German Culture Minister Julian Nida-Ruemelin was in Cannes Sunday to make a case for his planned reform of state film financing and improved government support of Germany’s film industry.
The goal of the reform is to boost the cultural role of German pics domestically as well as in foreign territories, he said.
There was a direct correlation between the amount of film subsidies and the domestic success of home-grown pics, the minister said, pointing to recent box office successes of British films, which have enjoyed greater support from the U.K.’s current Labour government.

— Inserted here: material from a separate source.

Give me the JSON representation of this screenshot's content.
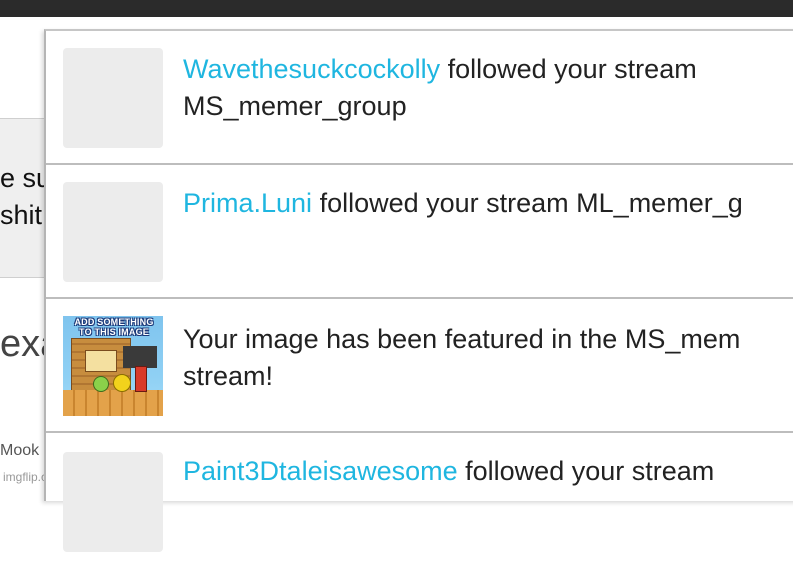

While Nida-Ruemelin admitted that state support of artistic creativity could only have an indirect impact on economic success, it was nonetheless necessary to fully realize all avenues while making sure institutional problems were corrected.
To that extent, Nida-Ruemelin specifically wants to strengthen the hand of Germany’s indie producers, many of whom are at the mercy of commercial TV groups like RTL and Kirch. The culture minister has been pushing for legislative changes that would give producers greater say over films they make.

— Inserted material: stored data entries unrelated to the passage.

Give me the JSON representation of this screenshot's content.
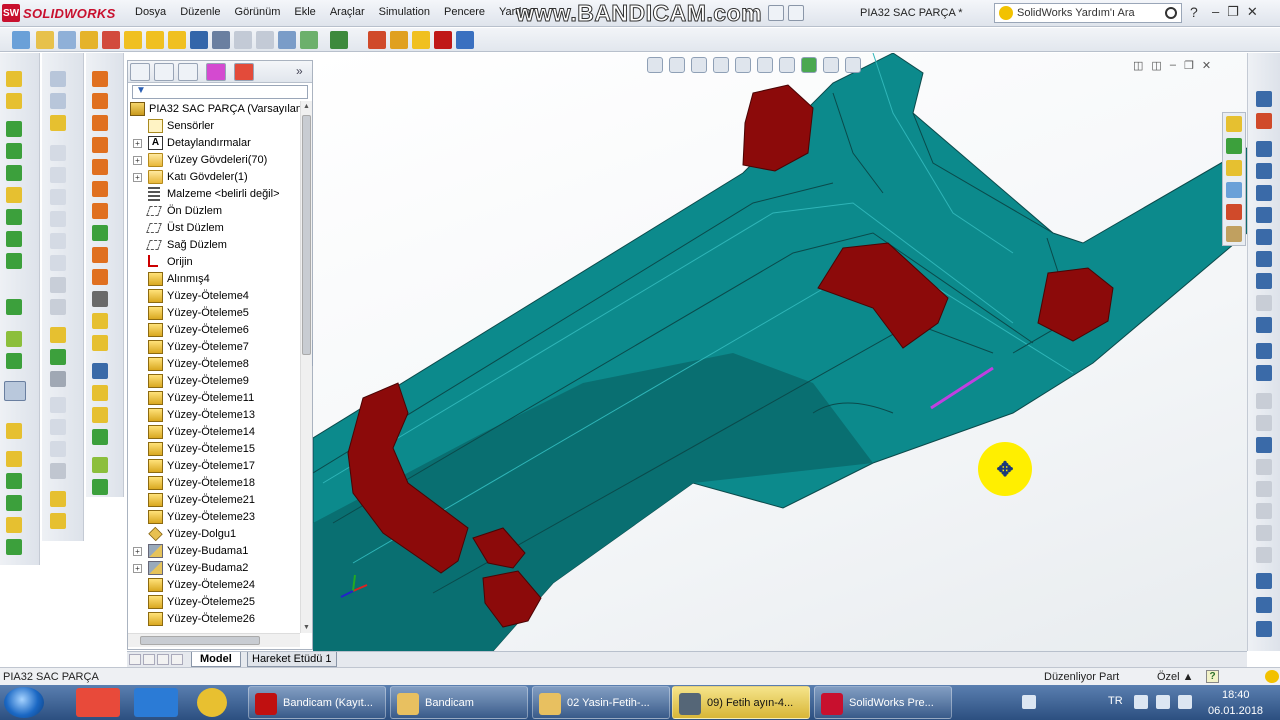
{
  "app": {
    "logo_text": "SOLIDWORKS",
    "logo_badge": "SW",
    "menu": [
      "Dosya",
      "Düzenle",
      "Görünüm",
      "Ekle",
      "Araçlar",
      "Simulation",
      "Pencere",
      "Yardım"
    ],
    "watermark": "www.BANDICAM.com",
    "document_title": "PIA32 SAC PARÇA *",
    "help_search_placeholder": "SolidWorks Yardım'ı Ara",
    "help_label": "?"
  },
  "feature_manager": {
    "filter_label": "▼",
    "root": "PIA32 SAC PARÇA  (Varsayılan<",
    "items": [
      {
        "label": "Sensörler",
        "icon": "sensor-icon",
        "expandable": false
      },
      {
        "label": "Detaylandırmalar",
        "icon": "annotation-icon",
        "expandable": true
      },
      {
        "label": "Yüzey Gövdeleri(70)",
        "icon": "surface-bodies-icon",
        "expandable": true
      },
      {
        "label": "Katı Gövdeler(1)",
        "icon": "solid-bodies-icon",
        "expandable": true
      },
      {
        "label": "Malzeme <belirli değil>",
        "icon": "material-icon",
        "expandable": false
      },
      {
        "label": "Ön Düzlem",
        "icon": "plane-icon",
        "expandable": false
      },
      {
        "label": "Üst Düzlem",
        "icon": "plane-icon",
        "expandable": false
      },
      {
        "label": "Sağ Düzlem",
        "icon": "plane-icon",
        "expandable": false
      },
      {
        "label": "Orijin",
        "icon": "origin-icon",
        "expandable": false
      },
      {
        "label": "Alınmış4",
        "icon": "imported-icon",
        "expandable": false
      },
      {
        "label": "Yüzey-Öteleme4",
        "icon": "offset-surface-icon",
        "expandable": false
      },
      {
        "label": "Yüzey-Öteleme5",
        "icon": "offset-surface-icon",
        "expandable": false
      },
      {
        "label": "Yüzey-Öteleme6",
        "icon": "offset-surface-icon",
        "expandable": false
      },
      {
        "label": "Yüzey-Öteleme7",
        "icon": "offset-surface-icon",
        "expandable": false
      },
      {
        "label": "Yüzey-Öteleme8",
        "icon": "offset-surface-icon",
        "expandable": false
      },
      {
        "label": "Yüzey-Öteleme9",
        "icon": "offset-surface-icon",
        "expandable": false
      },
      {
        "label": "Yüzey-Öteleme11",
        "icon": "offset-surface-icon",
        "expandable": false
      },
      {
        "label": "Yüzey-Öteleme13",
        "icon": "offset-surface-icon",
        "expandable": false
      },
      {
        "label": "Yüzey-Öteleme14",
        "icon": "offset-surface-icon",
        "expandable": false
      },
      {
        "label": "Yüzey-Öteleme15",
        "icon": "offset-surface-icon",
        "expandable": false
      },
      {
        "label": "Yüzey-Öteleme17",
        "icon": "offset-surface-icon",
        "expandable": false
      },
      {
        "label": "Yüzey-Öteleme18",
        "icon": "offset-surface-icon",
        "expandable": false
      },
      {
        "label": "Yüzey-Öteleme21",
        "icon": "offset-surface-icon",
        "expandable": false
      },
      {
        "label": "Yüzey-Öteleme23",
        "icon": "offset-surface-icon",
        "expandable": false
      },
      {
        "label": "Yüzey-Dolgu1",
        "icon": "fill-surface-icon",
        "expandable": false
      },
      {
        "label": "Yüzey-Budama1",
        "icon": "trim-surface-icon",
        "expandable": true
      },
      {
        "label": "Yüzey-Budama2",
        "icon": "trim-surface-icon",
        "expandable": true
      },
      {
        "label": "Yüzey-Öteleme24",
        "icon": "offset-surface-icon",
        "expandable": false
      },
      {
        "label": "Yüzey-Öteleme25",
        "icon": "offset-surface-icon",
        "expandable": false
      },
      {
        "label": "Yüzey-Öteleme26",
        "icon": "offset-surface-icon",
        "expandable": false
      }
    ]
  },
  "bottom_tabs": {
    "model": "Model",
    "motion": "Hareket Etüdü 1"
  },
  "status": {
    "left": "PIA32 SAC PARÇA",
    "editing": "Düzenliyor Part",
    "custom": "Özel ▲",
    "help": "?"
  },
  "taskbar": {
    "tasks": [
      {
        "label": "Bandicam (Kayıt...",
        "icon": "bandicam-record-icon",
        "active": false
      },
      {
        "label": "Bandicam",
        "icon": "folder-icon",
        "active": false
      },
      {
        "label": "02 Yasin-Fetih-...",
        "icon": "folder-icon",
        "active": false
      },
      {
        "label": "09) Fetih ayın-4...",
        "icon": "video-icon",
        "active": true
      },
      {
        "label": "SolidWorks Pre...",
        "icon": "solidworks-icon",
        "active": false
      }
    ],
    "language": "TR",
    "time": "18:40",
    "date": "06.01.2018"
  },
  "colors": {
    "model_surface": "#0a7f82",
    "model_edge": "#0b3d3e",
    "model_feature": "#8c0a0a",
    "highlight": "#ffef00",
    "accent": "#c8102e"
  }
}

Nida-Ruemelin also pointed out the need to correct recent tax law reforms that has made it more difficult for foreign co-producers to do business in Germany, saying the complicated regulations were being reviewed. He also called for caps on the amount of German money flowing into private film funds, which raised some $3.2 billion in Germany last year and were earmarked mostly for U.S. productions.
Nida-Ruemelin took the opportunity of his visit to the Croisette to meet new French culture and communications minister Jean-Jacques Aillagon, adding that despite some political differences, he saw eye-to-eye with his Gallic counterpart on the issue of safeguarding and bankrolling national culture.